Книга Русская красавица. Кабаре, страница 58. Автор книги Ирина Потанина

Разделитель для чтения книг в онлайн библиотеке

Онлайн книга «Русская красавица. Кабаре»

Cтраница 58

— Вот и ищите, — отвечаю в сто первый раз. — Я про него ничего не знаю… Что пристали?

— Я б поискал, да не могу. Долги гирями пудовыми ноги к полу пригвоздили. Кандалы на мне, наблюдение и…

— Хватит, — злюсь уже не на шутку. — Артур навесил, Артур подставил… Можно подумать, вы не в курсе этих подлогов были.

— А ты, детка, не хами! — подскакивает Лиличка. — Ясно?!

Она уже полчаса, как в ярости. Сидит, кусает губы, опрокидывает коньяк в себя целыми рюмками, морщится, заламывает руки страдальчески… А сейчас, вот, не выдержала.

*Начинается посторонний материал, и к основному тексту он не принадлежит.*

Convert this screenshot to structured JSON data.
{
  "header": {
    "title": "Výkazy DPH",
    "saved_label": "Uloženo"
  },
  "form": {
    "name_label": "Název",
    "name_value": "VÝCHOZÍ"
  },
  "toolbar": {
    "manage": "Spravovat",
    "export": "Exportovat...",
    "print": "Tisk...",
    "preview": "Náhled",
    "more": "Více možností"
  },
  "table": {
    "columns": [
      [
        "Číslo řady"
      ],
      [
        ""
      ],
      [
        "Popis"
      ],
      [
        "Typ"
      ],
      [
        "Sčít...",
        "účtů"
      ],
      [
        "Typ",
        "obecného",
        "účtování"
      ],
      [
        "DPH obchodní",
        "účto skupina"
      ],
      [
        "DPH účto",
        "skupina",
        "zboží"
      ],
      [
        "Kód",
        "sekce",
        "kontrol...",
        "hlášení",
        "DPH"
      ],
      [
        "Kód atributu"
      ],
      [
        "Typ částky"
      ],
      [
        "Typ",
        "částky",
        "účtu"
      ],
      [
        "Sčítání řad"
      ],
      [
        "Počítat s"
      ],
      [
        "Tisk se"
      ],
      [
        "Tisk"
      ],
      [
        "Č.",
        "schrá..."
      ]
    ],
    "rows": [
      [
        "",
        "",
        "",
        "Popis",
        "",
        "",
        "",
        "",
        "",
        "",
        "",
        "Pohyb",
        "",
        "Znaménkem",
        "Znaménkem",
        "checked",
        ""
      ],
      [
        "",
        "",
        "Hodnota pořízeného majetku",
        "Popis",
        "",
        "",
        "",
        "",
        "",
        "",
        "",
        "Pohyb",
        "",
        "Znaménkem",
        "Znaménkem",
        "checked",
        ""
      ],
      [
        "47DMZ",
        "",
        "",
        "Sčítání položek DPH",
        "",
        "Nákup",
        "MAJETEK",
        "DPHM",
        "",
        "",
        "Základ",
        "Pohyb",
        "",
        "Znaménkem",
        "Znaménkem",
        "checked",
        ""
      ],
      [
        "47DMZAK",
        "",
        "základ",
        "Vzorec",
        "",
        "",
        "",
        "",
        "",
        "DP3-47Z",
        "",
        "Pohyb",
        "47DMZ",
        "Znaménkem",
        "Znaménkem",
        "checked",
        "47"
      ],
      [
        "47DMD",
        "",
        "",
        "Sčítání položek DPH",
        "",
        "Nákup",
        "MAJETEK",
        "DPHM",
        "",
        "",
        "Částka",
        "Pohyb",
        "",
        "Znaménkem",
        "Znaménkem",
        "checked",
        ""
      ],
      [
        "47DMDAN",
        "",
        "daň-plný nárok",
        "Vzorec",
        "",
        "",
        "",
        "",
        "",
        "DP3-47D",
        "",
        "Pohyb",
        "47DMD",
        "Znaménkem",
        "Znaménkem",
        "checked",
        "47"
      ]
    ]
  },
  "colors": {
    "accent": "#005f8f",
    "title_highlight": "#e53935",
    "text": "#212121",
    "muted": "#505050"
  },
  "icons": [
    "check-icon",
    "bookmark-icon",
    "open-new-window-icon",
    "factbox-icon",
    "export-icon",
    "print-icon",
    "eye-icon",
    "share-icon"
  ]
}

Набросилась.

Рыбка царственным жестом приказывает ей успокоиться. Да разве ей прикажешь? Кричит, аж трясется вся… — Ты не меньше Артура тут натворила. Кто артистов разогнал? Без тебя, все еще, может, гладко бы прошло. Мы бы спонсорам концерт кабаре показали, он бы им, может, понравился, и все проблемы б с плеч долой. А теперь что? За тур уплачено, теми, за кого платили, тут и не пахнет, а те, кто их заменять должен был, свалили к чертям…

— Значит так… — Рыбка салфеткой промокает лоб и встает. — Я устал… Нужно отдохнуть…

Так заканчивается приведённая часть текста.